For a detailed walk-through of how to use the code, see ./notebooks/Demo.ipynb.

import nibabel as nb # for loading surfaces
from fragmenter import RegionExtractor # for extracting regional indices
from fragmenter import Fragment # main fragmentation class
from fragmenter import colormaps # for generating new colormaps

# Define surface file and annotation file.
# If you are using Gifti-structured data, use ```nb.load()``` instead,
# the vertices and faces will exists as GiftiDataArrays objects
verts, faces = nb.freesurfer.io.read_geometry(
  '../data/hcp/L.sphere.32k_fs_LR.surf.gii')
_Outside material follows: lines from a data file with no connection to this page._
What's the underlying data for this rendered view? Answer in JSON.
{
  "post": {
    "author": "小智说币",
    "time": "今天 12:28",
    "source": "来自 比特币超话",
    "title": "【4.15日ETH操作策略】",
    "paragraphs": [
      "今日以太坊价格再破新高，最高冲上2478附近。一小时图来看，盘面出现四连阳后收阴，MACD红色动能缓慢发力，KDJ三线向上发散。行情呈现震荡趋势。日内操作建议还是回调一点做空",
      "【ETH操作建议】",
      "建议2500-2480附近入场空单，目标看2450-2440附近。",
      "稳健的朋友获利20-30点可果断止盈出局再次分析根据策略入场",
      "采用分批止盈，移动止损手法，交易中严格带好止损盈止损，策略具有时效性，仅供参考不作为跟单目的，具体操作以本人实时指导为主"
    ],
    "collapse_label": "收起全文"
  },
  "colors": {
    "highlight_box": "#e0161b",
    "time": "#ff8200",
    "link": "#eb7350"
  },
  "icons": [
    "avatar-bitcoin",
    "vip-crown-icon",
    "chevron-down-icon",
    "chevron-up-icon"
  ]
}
# Extract region-specific indices
# Likewise, you can also specific an HCP-styped Gifti Label object
# with extension .label.gii.
E = RegionExtractor.Extractor(
  '../data/freesurfer/fsaverage/label/lh.aparc.annot')
parcels = E.map_regions()

# Define set of regions of interest.  These region names are dependent
# on the region IDs in the original annotation / label file.
rois=['temporalpole','inferiortemporal','middletemporal',
  'superiortemporal', 'transversetemporal','bankssts',
      'inferiorparietal','supramarginal']
# Instantiate the fragmentation object and generate the sub-regions.
temporal = Fragment.Fragment(n_clusters=75)
temporal.fit(vertices=verts, faces=faces,
  parcels=parcel_maps, rois=rois, size=15)

# If you want to generate pretty color-scheme with a gradient along the
# inferior-superior axis, do the following:
[_, ctab, names, remapped] = colormaps.get_ctab_and_names(verts,
  temporal.label_)
plotting.view_surf([verts, faces],
  remapped, threshold=0.1, cmap='plasma')

# We can then save the map with:
annot_name = '../data/freesurfer/fsaverage/label/lh.temporal.annot'
F.write(annot_name, use_pretty_colors=True)

How to help with it

There are still many things that can be changed/adapted/added. So please feel free to check-out the issues section for what can be done, fork the project, send me a PR or give us a feedback!

License

This project is licensed under BSD 3-Clause License.